Wednesday, October 17, 2007

Palestinian Christan Tortured and Murdered

"We feel Rami was killed for his Christian faith"

The killing of a prominent Palestinian Christian activist on Sunday sent a shudder of fear through the Gaza Strip's tiny Christian community, which is feeling increasingly insecure since the Islamic Hamas seized control there last summer.

The body of Rami Khader Ayyad, the 32-year-old director of Gaza's only Christian bookstore, was found on a Gaza City street early Sunday. The body bore a visible gunshot wound to the head, and an official at Gaza's Shifa Hospital said he was also stabbed numerous times.
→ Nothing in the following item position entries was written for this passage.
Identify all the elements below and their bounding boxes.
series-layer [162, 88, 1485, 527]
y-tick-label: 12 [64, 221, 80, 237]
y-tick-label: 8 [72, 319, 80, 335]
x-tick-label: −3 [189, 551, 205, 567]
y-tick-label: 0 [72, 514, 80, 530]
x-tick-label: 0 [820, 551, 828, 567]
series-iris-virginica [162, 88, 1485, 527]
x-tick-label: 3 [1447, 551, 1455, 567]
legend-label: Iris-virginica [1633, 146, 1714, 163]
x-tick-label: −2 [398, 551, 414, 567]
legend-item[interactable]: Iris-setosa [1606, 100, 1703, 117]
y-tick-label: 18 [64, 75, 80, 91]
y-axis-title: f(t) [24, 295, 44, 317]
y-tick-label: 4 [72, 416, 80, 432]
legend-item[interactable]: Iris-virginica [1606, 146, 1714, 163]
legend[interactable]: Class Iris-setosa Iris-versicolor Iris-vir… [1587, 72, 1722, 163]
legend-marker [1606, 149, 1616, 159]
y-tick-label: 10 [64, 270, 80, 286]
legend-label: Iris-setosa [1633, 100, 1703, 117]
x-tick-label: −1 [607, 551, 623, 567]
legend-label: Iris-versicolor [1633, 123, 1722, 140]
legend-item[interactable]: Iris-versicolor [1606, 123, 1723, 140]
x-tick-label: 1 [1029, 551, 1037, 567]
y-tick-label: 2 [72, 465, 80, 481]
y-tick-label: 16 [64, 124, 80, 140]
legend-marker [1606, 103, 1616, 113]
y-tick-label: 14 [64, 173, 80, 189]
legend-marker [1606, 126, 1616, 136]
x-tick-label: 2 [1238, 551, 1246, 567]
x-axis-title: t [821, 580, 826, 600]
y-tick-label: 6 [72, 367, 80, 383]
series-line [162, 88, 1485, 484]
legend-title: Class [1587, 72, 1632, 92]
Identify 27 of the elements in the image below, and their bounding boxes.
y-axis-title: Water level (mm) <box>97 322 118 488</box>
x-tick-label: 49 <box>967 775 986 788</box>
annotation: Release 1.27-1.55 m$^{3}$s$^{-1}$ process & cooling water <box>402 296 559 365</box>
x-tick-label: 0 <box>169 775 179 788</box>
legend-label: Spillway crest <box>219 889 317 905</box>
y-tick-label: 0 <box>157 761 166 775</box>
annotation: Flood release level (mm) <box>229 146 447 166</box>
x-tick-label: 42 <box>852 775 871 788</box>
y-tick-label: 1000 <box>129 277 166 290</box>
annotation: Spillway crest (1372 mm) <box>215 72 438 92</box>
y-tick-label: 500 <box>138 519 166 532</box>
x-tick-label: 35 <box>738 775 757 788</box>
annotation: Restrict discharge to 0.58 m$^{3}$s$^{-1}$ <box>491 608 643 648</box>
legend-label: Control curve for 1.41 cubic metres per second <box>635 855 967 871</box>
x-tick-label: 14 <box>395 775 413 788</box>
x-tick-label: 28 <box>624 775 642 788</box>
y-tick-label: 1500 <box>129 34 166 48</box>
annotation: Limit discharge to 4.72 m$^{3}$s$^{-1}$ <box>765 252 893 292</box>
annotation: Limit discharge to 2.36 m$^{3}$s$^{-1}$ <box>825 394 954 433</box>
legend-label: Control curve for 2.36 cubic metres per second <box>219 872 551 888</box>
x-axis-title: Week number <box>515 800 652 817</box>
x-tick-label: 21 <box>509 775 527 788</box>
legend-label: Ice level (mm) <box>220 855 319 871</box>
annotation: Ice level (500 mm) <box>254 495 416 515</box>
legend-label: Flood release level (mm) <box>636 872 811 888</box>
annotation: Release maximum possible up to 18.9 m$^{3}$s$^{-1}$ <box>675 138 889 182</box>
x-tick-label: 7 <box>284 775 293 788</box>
Ayyad had been missing since Saturday afternoon.

Ayyad's store, the Teacher's Bookshop, is associated with a Christian group called the Palestinian Bible Society. Ayyad regularly received anonymous death threats from people angry about his perceived missionary work, a rarity among Gaza's Christians, and in April, the bookstore was firebombed.

"We feel Rami was killed for his Christian faith," said Simon Azazian, a spokesman at the Bible Society's head office in Jerusalem.

About 3,200 Christians live in Gaza among 1.4 million Muslims. While Christians and Muslims have generally gotten along over the years, Christians have grown uneasy since Hamas routed forces of the secular Fatah movement and seized control of Gaza in June. During the takeover, vandals ransacked a Roman Catholic convent and an adjacent school, breaking crosses and smashing the face of a ceramic Jesus.

As in other Muslims majority areas, the population of Christians in Gaza is steadily declining.